Formal Terminology Intermediate Formal Terminology

ANA / anti-dsDNA

Formal Definition

Antinuclear antibody (ANA) is an autoantibody screen targeting nuclear antigens, positive in many autoimmune conditions; anti-double-stranded DNA (anti-dsDNA) is a highly specific antibody for SLE that correlates with lupus nephritis disease activity; both are interpreted in the clinical context of symptoms, not as screening tests in asymptomatic populations.

How It's Used on the Ward

"ANA panel" or "send an ANA and dsDNA" — the autoimmune antibody workup ordered when inflammatory or rheumatologic disease is suspected.

Example

""Young woman with joint pain, rash, and renal involvement: ANA 1:640 homogeneous pattern, anti-dsDNA 4x ULN, complement C3/C4 low — highly consistent with active SLE with nephritis. Repeat anti-dsDNA and complement levels will track treatment response.""

Clinical Context

ANA interpretation: titer matters. 1:40 positive in ~25% of healthy population (low specificity). 1:160 or higher raises suspicion; 1:640+ strongly suggests autoimmune disease.
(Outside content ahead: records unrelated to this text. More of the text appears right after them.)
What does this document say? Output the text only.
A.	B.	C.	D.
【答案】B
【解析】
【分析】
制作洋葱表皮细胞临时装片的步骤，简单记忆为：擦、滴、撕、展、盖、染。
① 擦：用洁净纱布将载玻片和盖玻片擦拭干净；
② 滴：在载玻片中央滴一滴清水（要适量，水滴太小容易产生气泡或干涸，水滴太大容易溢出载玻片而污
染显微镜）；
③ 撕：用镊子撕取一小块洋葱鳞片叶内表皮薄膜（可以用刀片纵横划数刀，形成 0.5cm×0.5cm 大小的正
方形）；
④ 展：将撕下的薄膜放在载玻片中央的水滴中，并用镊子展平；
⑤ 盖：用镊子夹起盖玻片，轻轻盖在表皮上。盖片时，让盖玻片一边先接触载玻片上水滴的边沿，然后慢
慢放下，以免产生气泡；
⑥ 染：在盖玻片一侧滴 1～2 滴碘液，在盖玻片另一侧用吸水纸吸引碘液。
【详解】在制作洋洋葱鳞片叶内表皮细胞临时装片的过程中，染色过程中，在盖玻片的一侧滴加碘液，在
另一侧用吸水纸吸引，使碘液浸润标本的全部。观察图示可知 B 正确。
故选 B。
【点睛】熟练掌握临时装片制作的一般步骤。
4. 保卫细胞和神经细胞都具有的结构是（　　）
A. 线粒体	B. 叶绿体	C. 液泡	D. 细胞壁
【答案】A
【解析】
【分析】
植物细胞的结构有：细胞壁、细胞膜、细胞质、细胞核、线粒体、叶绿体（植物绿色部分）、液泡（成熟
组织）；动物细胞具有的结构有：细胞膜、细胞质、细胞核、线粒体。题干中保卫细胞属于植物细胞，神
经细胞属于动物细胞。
Pattern matters less than specific antibody profile. Specific antibodies: anti-dsDNA (SLE), anti-Sm (SLE-specific), anti-Ro/SSA (Sjogren, SLE, neonatal lupus), anti-La/SSB (Sjogren), anti-histone (drug-induced lupus), anti-topoisomerase I (diffuse scleroderma), anti-centromere (CREST syndrome). ANA cascade: positive ANA → order specific antibody panel. Low complement (C3/C4) + high anti-dsDNA = lupus flare pattern. Do NOT order ANA in patients without clinical signs of autoimmune disease — high false positive rate leads to diagnostic confusion.